Print lines that have no duplicates in a file and preserve sort order linux

318 views Asked by At

I have the following file:

2
1
4
3
2
1

I want the output like this (unique lines that don't have any duplicates and preserve order):

4
3

I tried sort file.txt | uniq -u it works, but output is sorted:

3
4

I tried awk '!x[$0]++' file.txt it keeps order, but it prints all values once:

2
1
4
3
5

There are 5 answers

2
markp-fuso On BEST ANSWER

A couple ideas to choose from:

a) read the input file twice:

awk '
FNR==NR         { counts[$0]++; next }  # 1st pass: keep count
counts[$0] == 1                         # 2nd pass: print rows with count == 1
' file.txt file.txt

b) read the input file once:

awk '
    { lines[NR] = $0                    # maintain ordering of rows
      counts[$0]++
    }
END { for ( i=1;i<=NR;i++ )             # run thru the indices of the lines[] array and ...
          if ( counts[lines[i]] == 1 )  # if the associated count == 1 then ...
             print lines[i]             # print the array entry to stdout
    }
' file.txt

Both of these generate:

4
3
6
pmf On

Here's an approach using only awk, which reads the input only once, and yet doesn't store the entire file in memory:

  • fo stores a line's first occurrence into an array. If the line isn't registered yet (!fo[$0]), save the current line number (fo[$0]=NR).
  • fq counts the frequency of a line, which is incremented for every line read (fq[$0]++).
  • Also, the yet unincremented value of fq[$0] is used as condition (which is not met on 0, i.e. the only value that would be incremented to the desired frequency of 1, and met otherwise due to an exceeding frequency) to abandon the corresponding register of first occurrence (delete fo[$0]).
  • Eventually, fo contains only items of relevance (lines occurring not more than once), with the lines' contents as indices, and the line numbers of their first occurrences as values. So, to finish, only the array's indices need to be printed in ascending order of their numeric values. One way to achieve this would be by using asorti (available in GNU Awk 4+) with the proc instruction @val_num_asc to numerically sort by values in ascending order.
awk '
  !fo[$0]  {fo[$0]=NR}
  fq[$0]++ {delete fo[$0]}
  END      {asorti(fo,fo,"@val_num_asc"); for (i in fo) print fo[i]}
'
4
3
2
amphetamachine On

Using entirely Bash built-ins, you can do this in just a few lines:

declare -A SEEN=()
while IFS= read -r LINE; do
    (( ++SEEN[_$LINE] ))
done < file.txt
while IFS= read -r LINE; do
    if [[ ${SEEN[_$LINE]} -eq 1 ]]; then
        printf -- '%s\n' "$LINE"
    fi
done < file.txt

Note: The _$LINE as the subscript is to handle empty lines correctly.

0
dawg On

Here is a Ruby to do that:

ruby -lne 'BEGIN{cnt=Hash.new {|h,k| h[k] = 0} } 
cnt[$_]+=1
END{puts cnt.select{|k,v| v==1}.keys.join("\n") }
' file 

Prints:

4
3

Or, in one read of the file:

ruby -e 'puts $<.read.split(/\R+/).
            group_by{|x| x}.select{|k,v| v.length==1}.keys.join("\n")
' file 
# same output

Unlike awk, Ruby associative arrays maintain insertion order.
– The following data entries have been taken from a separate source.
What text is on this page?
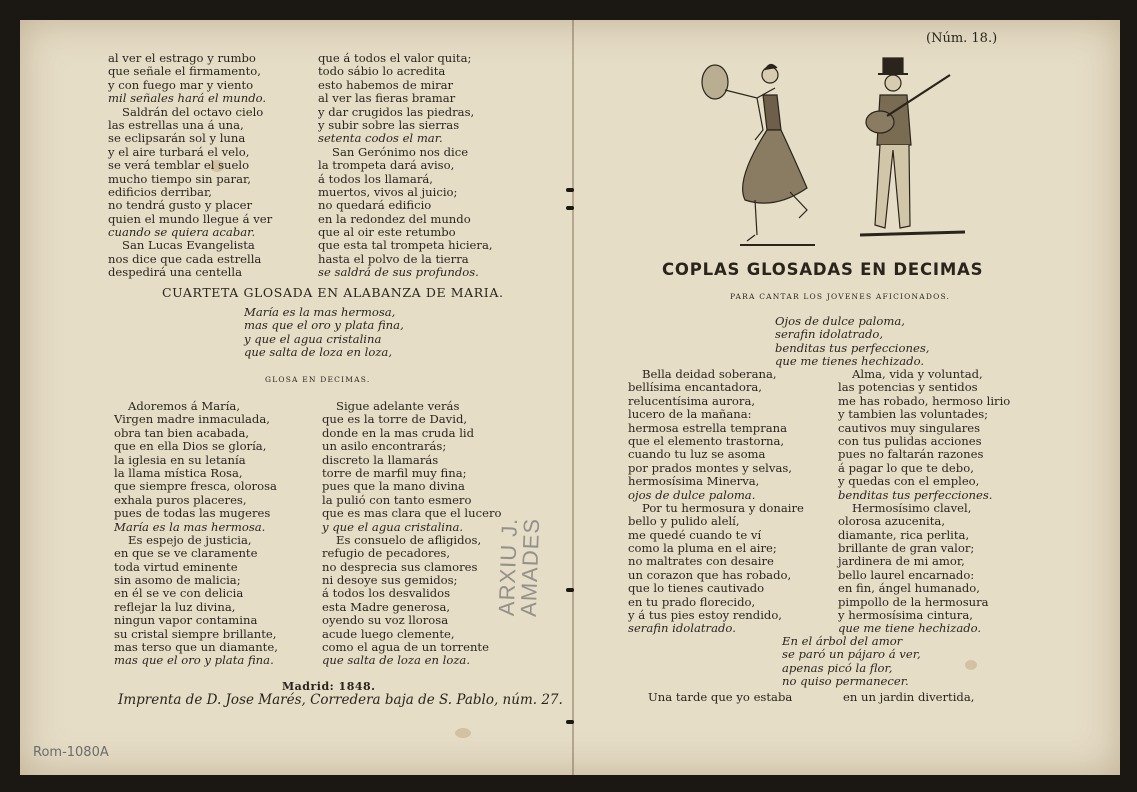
al ver el estrago y rumbo
que señale el firmamento,
y con fuego mar y viento
mil señales hará el mundo.
Saldrán del octavo cielo
las estrellas una á una,
se eclipsarán sol y luna
y el aire turbará el velo,
se verá temblar el suelo
mucho tiempo sin parar,
edificios derribar,
no tendrá gusto y placer
quien el mundo llegue á ver
cuando se quiera acabar.
San Lucas Evangelista
nos dice que cada estrella
despedirá una centella
que á todos el valor quita;
todo sábio lo acredita
esto habemos de mirar
al ver las fieras bramar
y dar crugidos las piedras,
y subir sobre las sierras
setenta codos el mar.
San Gerónimo nos dice
la trompeta dará aviso,
á todos los llamará,
muertos, vivos al juicio;
no quedará edificio
en la redondez del mundo
que al oir este retumbo
que esta tal trompeta hiciera,
hasta el polvo de la tierra
se saldrá de sus profundos.
CUARTETA GLOSADA EN ALABANZA DE MARIA.
María es la mas hermosa,
mas que el oro y plata fina,
y que el agua cristalina
que salta de loza en loza,
GLOSA EN DECIMAS.
Adoremos á María,
Virgen madre inmaculada,
obra tan bien acabada,
que en ella Dios se gloría,
la iglesia en su letanía
la llama mística Rosa,
que siempre fresca, olorosa
exhala puros placeres,
pues de todas las mugeres
María es la mas hermosa.
Es espejo de justicia,
en que se ve claramente
toda virtud eminente
sin asomo de malicia;
en él se ve con delicia
reflejar la luz divina,
ningun vapor contamina
su cristal siempre brillante,
mas terso que un diamante,
mas que el oro y plata fina.
Sigue adelante verás
que es la torre de David,
donde en la mas cruda lid
un asilo encontrarás;
discreto la llamarás
torre de marfil muy fina;
pues que la mano divina
la pulió con tanto esmero
que es mas clara que el lucero
y que el agua cristalina.
Es consuelo de afligidos,
refugio de pecadores,
no desprecia sus clamores
ni desoye sus gemidos;
á todos los desvalidos
esta Madre generosa,
oyendo su voz llorosa
acude luego clemente,
como el agua de un torrente
que salta de loza en loza.
Madrid: 1848.
Imprenta de D. Jose Marés, Corredera baja de S. Pablo, núm. 27.
ARXIU J.
AMADES
Rom-1080A
(Núm. 18.)
COPLAS GLOSADAS EN DECIMAS
PARA CANTAR LOS JOVENES AFICIONADOS.
Ojos de dulce paloma,
serafin idolatrado,
benditas tus perfecciones,
que me tienes hechizado.
Bella deidad soberana,
bellísima encantadora,
relucentísima aurora,
lucero de la mañana:
hermosa estrella temprana
que el elemento trastorna,
cuando tu luz se asoma
por prados montes y selvas,
hermosísima Minerva,
ojos de dulce paloma.
Por tu hermosura y donaire
bello y pulido alelí,
me quedé cuando te ví
como la pluma en el aire;
no maltrates con desaire
un corazon que has robado,
que lo tienes cautivado
en tu prado florecido,
y á tus pies estoy rendido,
serafin idolatrado.
Alma, vida y voluntad,
las potencias y sentidos
me has robado, hermoso lirio
y tambien las voluntades;
cautivos muy singulares
con tus pulidas acciones
pues no faltarán razones
á pagar lo que te debo,
y quedas con el empleo,
benditas tus perfecciones.
Hermosísimo clavel,
olorosa azucenita,
diamante, rica perlita,
brillante de gran valor;
jardinera de mi amor,
bello laurel encarnado:
en fin, ángel humanado,
pimpollo de la hermosura
y hermosísima cintura,
que me tiene hechizado.
En el árbol del amor
se paró un pájaro á ver,
apenas picó la flor,
no quiso permanecer.
Una tarde que yo estaba	en un jardin divertida,
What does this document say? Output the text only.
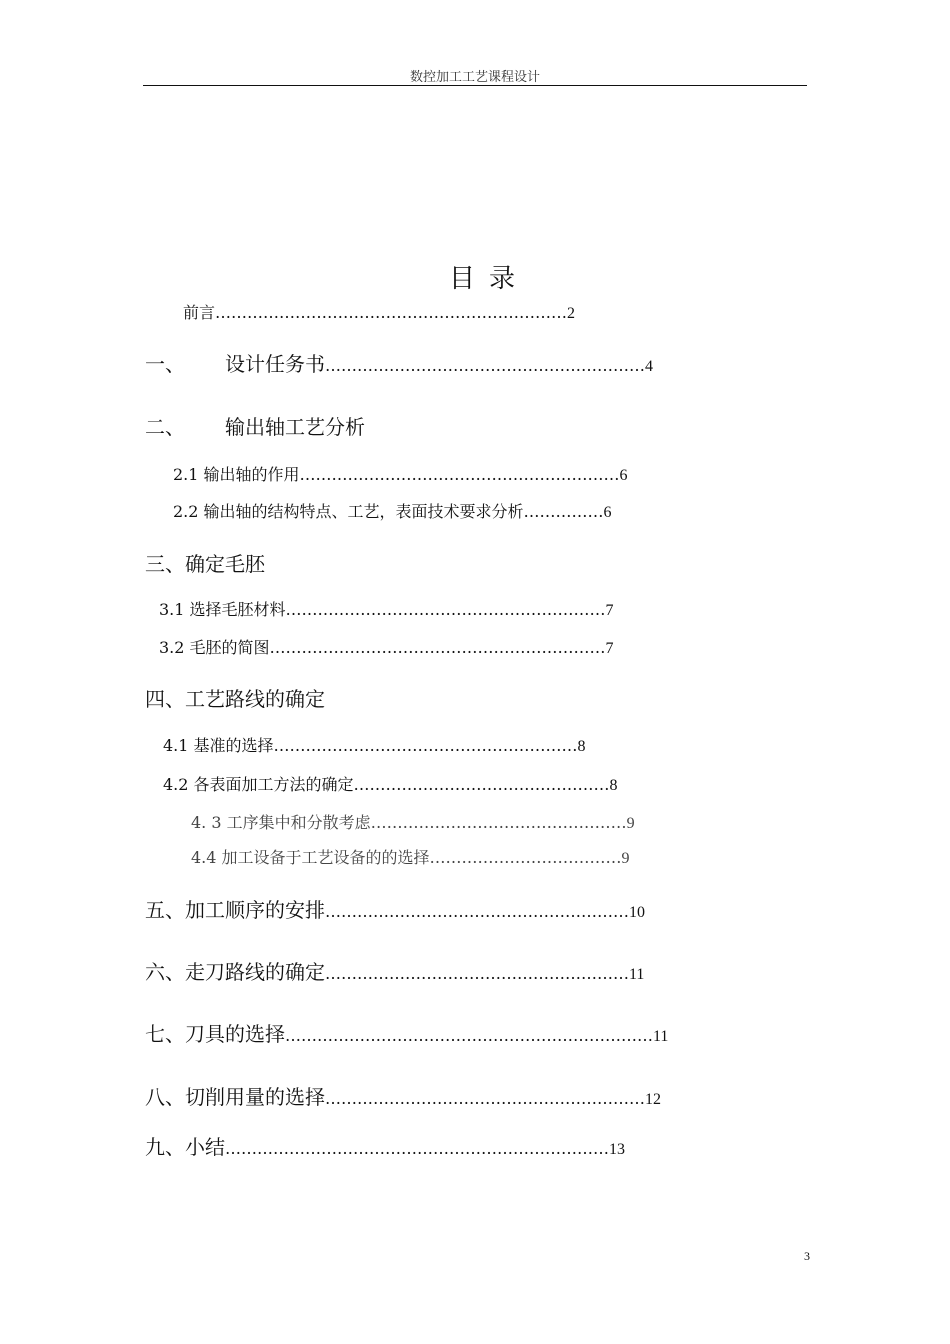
数控加工工艺课程设计
目录
前言…………………………………………………………2
一、 设计任务书……………………………………………………4
二、 输出轴工艺分析
2.1 输出轴的作用……………………………………………………6
2.2 输出轴的结构特点、工艺，表面技术要求分析……………6
三、确定毛胚
3.1 选择毛胚材料……………………………………………………7
3.2 毛胚的简图………………………………………………………7
四、工艺路线的确定
4.1 基准的选择…………………………………………………8
4.2 各表面加工方法的确定…………………………………………8
4. 3 工序集中和分散考虑…………………………………………9
4.4 加工设备于工艺设备的的选择………………………………9
五、加工顺序的安排…………………………………………………10
六、走刀路线的确定…………………………………………………11
七、刀具的选择……………………………………………………………11
八、切削用量的选择……………………………………………………12
九、小结………………………………………………………………13
3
If you want a one pass awk you could do:

awk 'BEGIN{OFS="\t"}
{ if (seen[$0]++) delete order[$0]; else order[$0]=FNR } 
END { for ( e in order ) print order[e], e } ' file | sort -nk 1,1 | cut -f2-
# same output

(Thanks Ed Morton for a better awk!)

0
pmf On

I tried sort file.txt | uniq -u it works, but output is sorted

You could take that output, and use it as a list of newline-delimited patterns with grep -f on the original file. Use -Fx to treat the patterns as whole line fixed strings (not regular expressions).

sort file.txt | uniq -u | grep -Fxf- file.txt
4
3